Wednesday, March 25, 2015
Pale passionvine - Passiflora pallens
Pale passionvine naturally is found in hardwood hammocks and the edge of forested wetlands. Unlike purple passionvine, it tolerates low light levels and clambers up into the forest canopy to seek additional light. Large numbers of flowers occur from spring through fall. Each bloom is about 2 inches across. The petals are white or with a slight purple blush while the many filaments are banded in deeper violet. Although it has remained evergreen in our Pinellas County landscape, it does not flower during the winter here and grows very little. The flowers close during the evening and open by late morning. They are slightly fragrant, and plants in full bloom can be detected some distance away. They are pollinated by bumblebees. The fruit is similar to that of purple passionvine, but is lower in acidity and not nearly as tasty. The leaves are only slightly lobed. They resemble those of yellow passionvine (P. lutea), but are several inches across.

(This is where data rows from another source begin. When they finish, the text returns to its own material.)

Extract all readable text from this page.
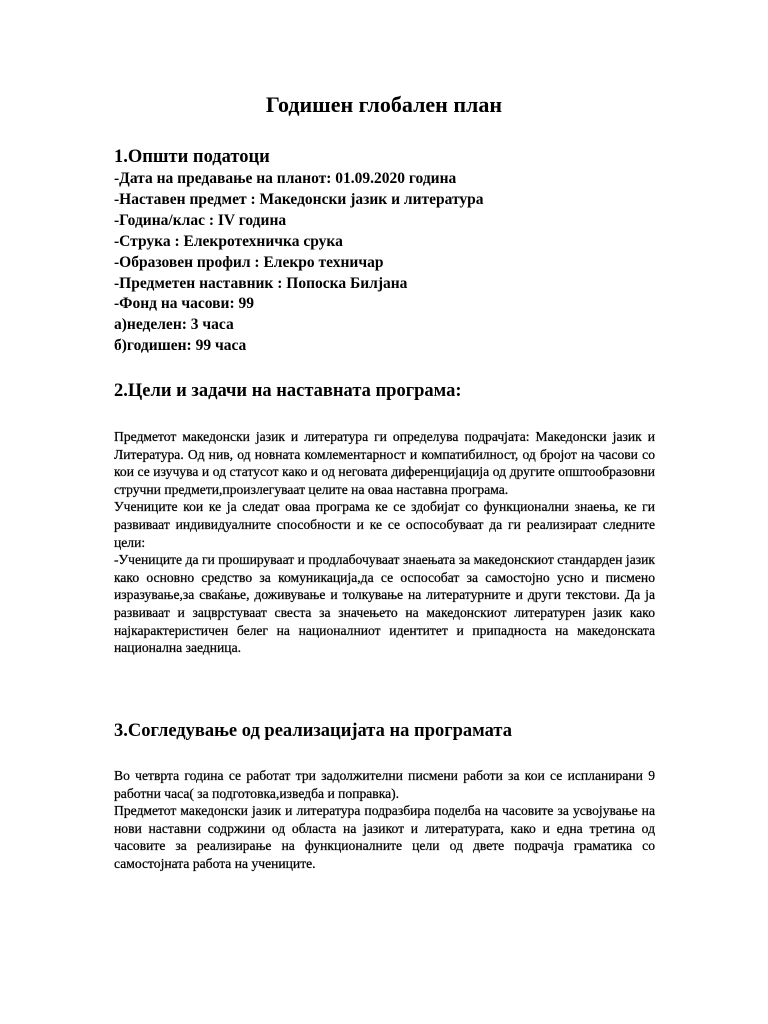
Годишен глобален план
1.Општи податоци
-Дата на предавање на планот: 01.09.2020 година
-Наставен предмет : Македонски јазик и литература
-Година/клас : IV година
-Струка : Елекротехничка срука
-Образовен профил : Елекро техничар
-Предметен наставник : Попоска Билјана
-Фонд на часови: 99
а)неделен: 3 часа
б)годишен: 99 часа
2.Цели и задачи на наставната програма:

Предметот македонски јазик и литература ги определува подрачјата: Македонски јазик и Литература. Од нив, од новната комлементарност и компатибилност, од бројот на часови со кои се изучува и од статусот како и од неговата диференцијација од другите општообразовни стручни предмети,произлегуваат целите на оваа наставна програма.

Учениците кои ке ја следат оваа програма ке се здобијат со функционални знаења, ке ги развиваат индивидуалните способности и ке се оспособуваат да ги реализираат следните цели:

-Учениците да ги прошируваат и продлабочуваат знаењата за македонскиот стандарден јазик како основно средство за комуникација,да се оспособат за самостојно усно и писмено изразување,за сваќање, доживување и толкување на литературните и други текстови. Да ја развиваат и зацврстуваат свеста за значењето на македонскиот литературен јазик како најкарактеристичен белег на националниот идентитет и припадноста на македонската национална заедница.

3.Согледување од реализацијата на програмата

Во четврта година се работат три задолжителни писмени работи за кои се испланирани 9 работни часа( за подготовка,изведба и поправка).

Предметот македонски јазик и литература подразбира поделба на часовите за усвојување на нови наставни содржини од областа на јазикот и литературата, како и една третина од часовите за реализирање на функционалните цели од двете подрачја граматика со самостојната работа на учениците.
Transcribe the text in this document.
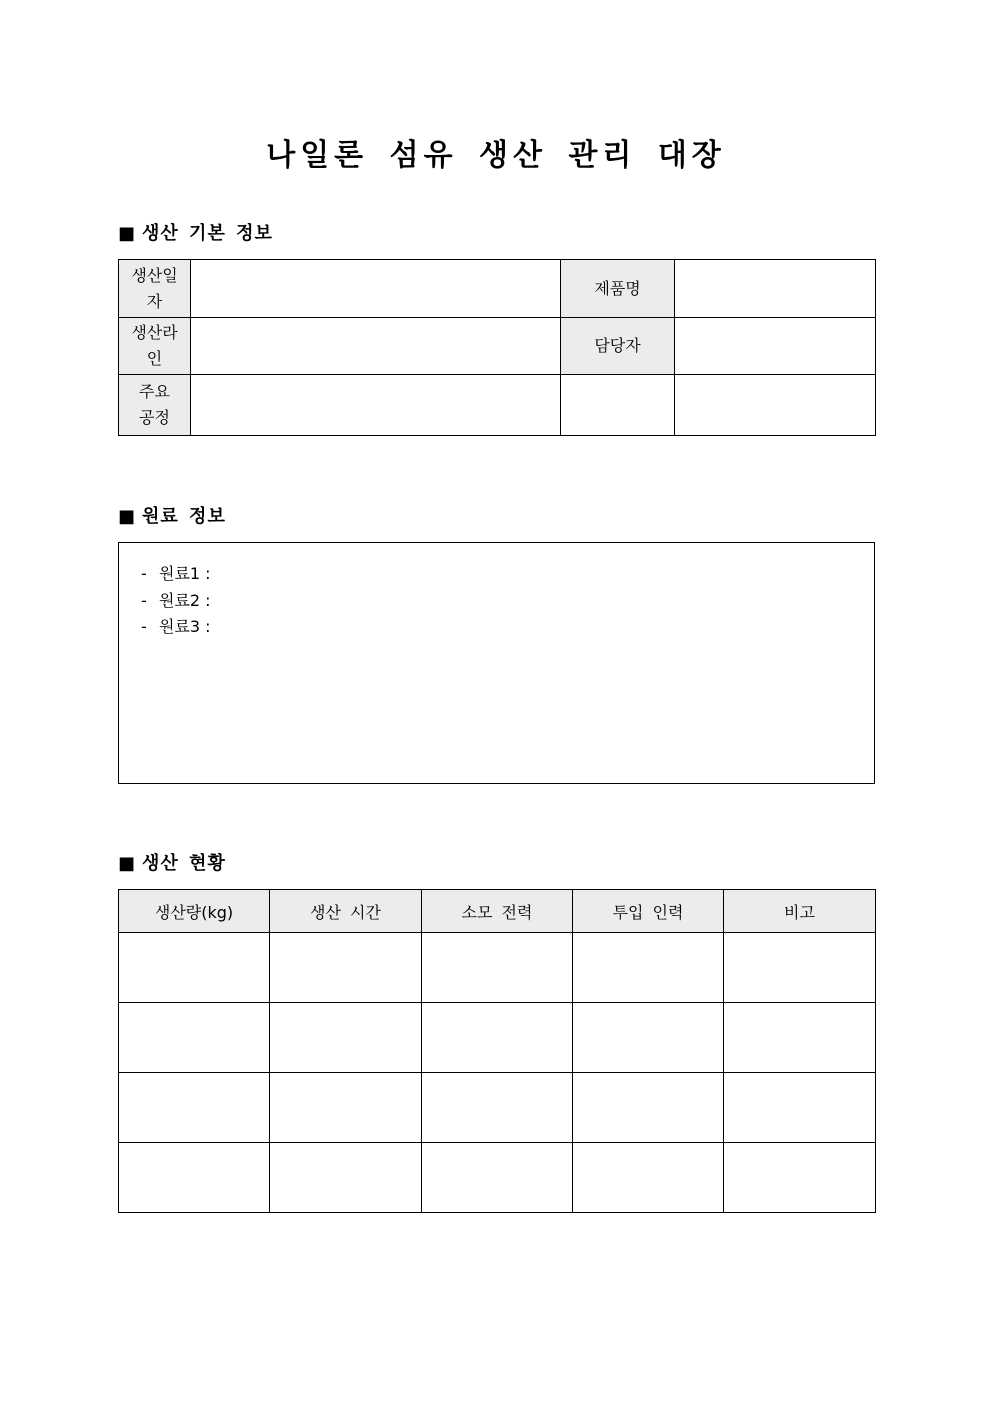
나일론 섬유 생산 관리 대장
■ 생산 기본 정보
생산일자		제품명	

생산라인		담당자	

주요공정			

■ 원료 정보
- 원료1 :
- 원료2 :
- 원료3 :
■ 생산 현황
생산량(kg)	생산 시간	소모 전력	투입 인력	비고
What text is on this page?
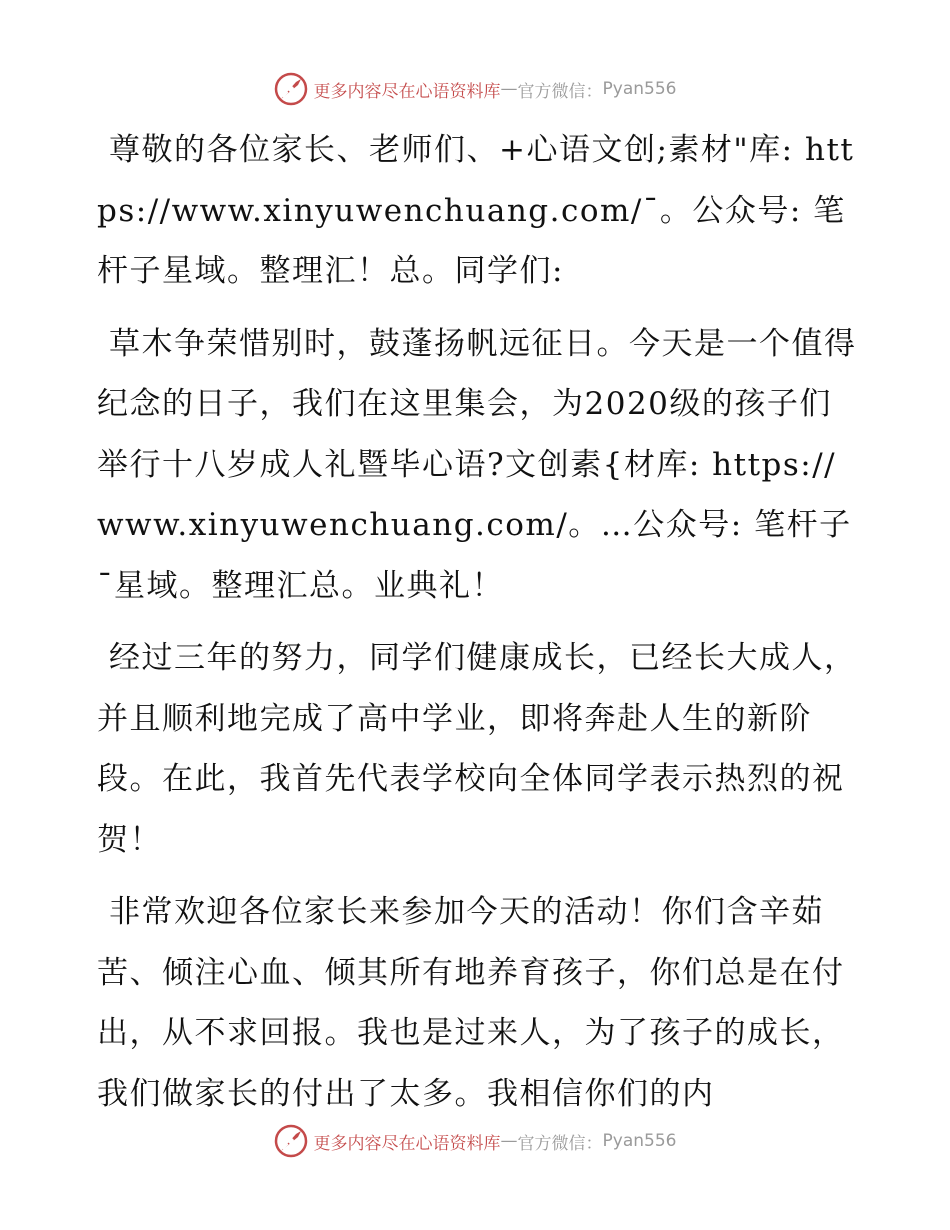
更多内容尽在心语资料库 — 官方微信： Pyan556

尊敬的各位家长、老师们、+心语文创;素材"库: https://www.xinyuwenchuang.com/¯。公众号: 笔杆子星域。整理汇！总。同学们:

草木争荣惜别时，鼓蓬扬帆远征日。今天是一个值得纪念的日子，我们在这里集会，为2020级的孩子们举行十八岁成人礼暨毕心语?文创素{材库: https://www.xinyuwenchuang.com/。…公众号: 笔杆子¯星域。整理汇总。业典礼！

经过三年的努力，同学们健康成长，已经长大成人，并且顺利地完成了高中学业，即将奔赴人生的新阶段。在此，我首先代表学校向全体同学表示热烈的祝贺！

非常欢迎各位家长来参加今天的活动！你们含辛茹苦、倾注心血、倾其所有地养育孩子，你们总是在付出，从不求回报。我也是过来人，为了孩子的成长，我们做家长的付出了太多。我相信你们的内

更多内容尽在心语资料库 — 官方微信： Pyan556
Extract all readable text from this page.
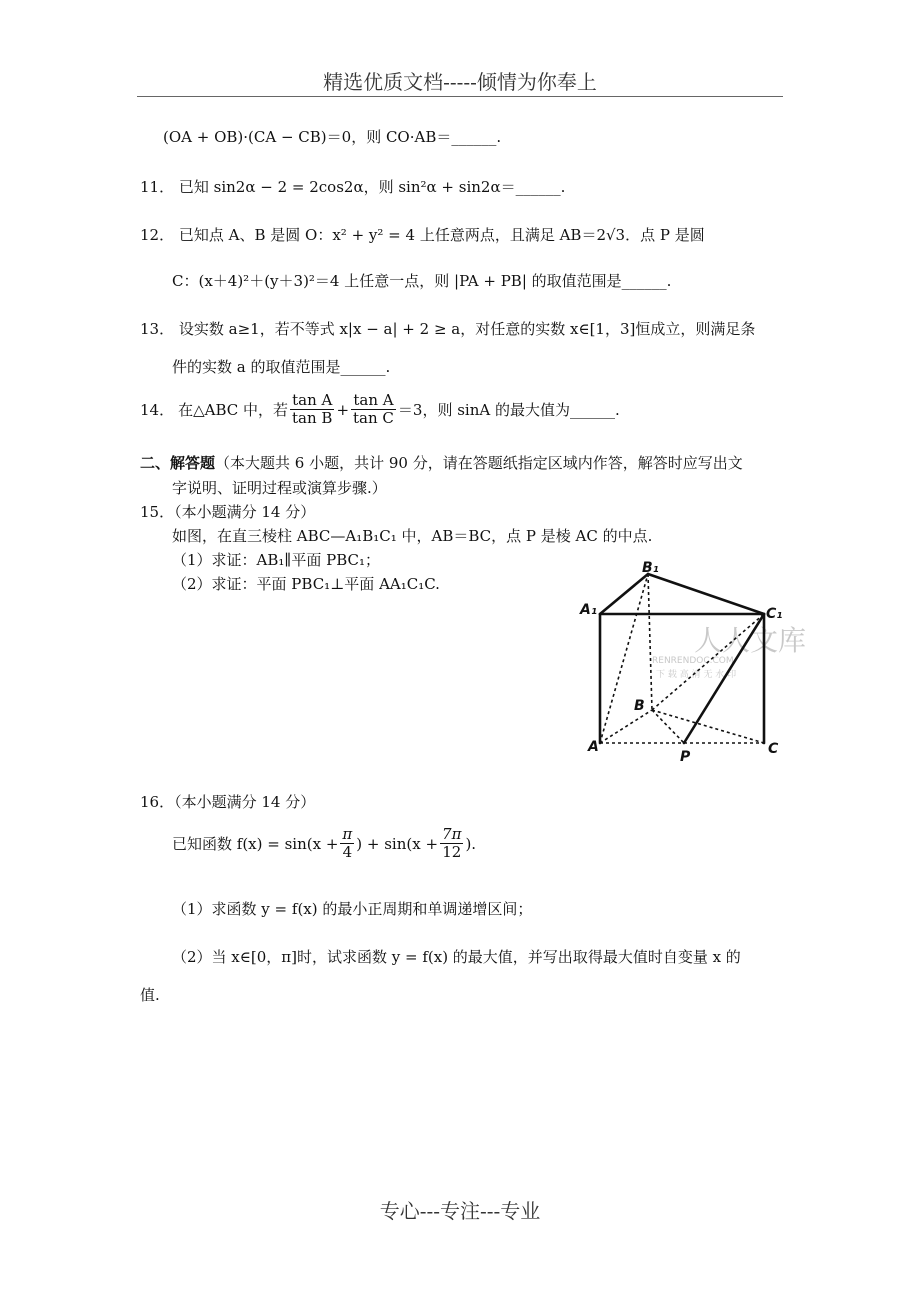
精选优质文档-----倾情为你奉上
(OA + OB)·(CA − CB)＝0，则 CO·AB＝______.
11． 已知 sin2α − 2 = 2cos2α，则 sin²α + sin2α＝______.
12． 已知点 A、B 是圆 O：x² + y² = 4 上任意两点，且满足 AB＝2√3．点 P 是圆
C：(x＋4)²＋(y＋3)²＝4 上任意一点，则 |PA + PB| 的取值范围是______.
13． 设实数 a≥1，若不等式 x|x − a| + 2 ≥ a，对任意的实数 x∈[1，3]恒成立，则满足条
件的实数 a 的取值范围是______.
14． 在△ABC 中，若 $\frac{\text{tan A}}{\text{tan B}} + \frac{\text{tan A}}{\text{tan C}} =3$，则 sinA 的最大值为______.
二、解答题（本大题共 6 小题，共计 90 分，请在答题纸指定区域内作答，解答时应写出文
字说明、证明过程或演算步骤.）
15．（本小题满分 14 分）
如图，在直三棱柱 ABC—A₁B₁C₁ 中，AB＝BC，点 P 是棱 AC 的中点.
（1）求证：AB₁∥平面 PBC₁；
（2）求证：平面 PBC₁⊥平面 AA₁C₁C.
人人文库
RENRENDOC.COM
下 载 高 清 无 水 印
A₁
B₁
C₁
B
A
P	C
16．（本小题满分 14 分）
已知函数 $f(x) = \sin(x + \frac{\pi}{4}$ ) + $\sin(x + \frac{7\pi}{12}$ ).
（1）求函数 y = f(x) 的最小正周期和单调递增区间；
（2）当 x∈[0，π]时，试求函数 y = f(x) 的最大值，并写出取得最大值时自变量 x 的
值.
专心---专注---专业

Pale passionvine is a beautiful wildflower with the same butterfly-garden role as its other native cousins, but it is only infrequently offered for sale by nurseries affiliated with FANN - the Florida Association of Native Nurseries. Our plant has set seed and we are optimistic that we can offer it in the future at Hawthorn Hill. Although we have kept this plant in our landscape for more than a year, it has not been tested against freezing temperatures or extreme drought. As a south Florida native, it may not be cold tolerant. It is most likely tolerant of enough drought as to be adaptable to most landscape settings.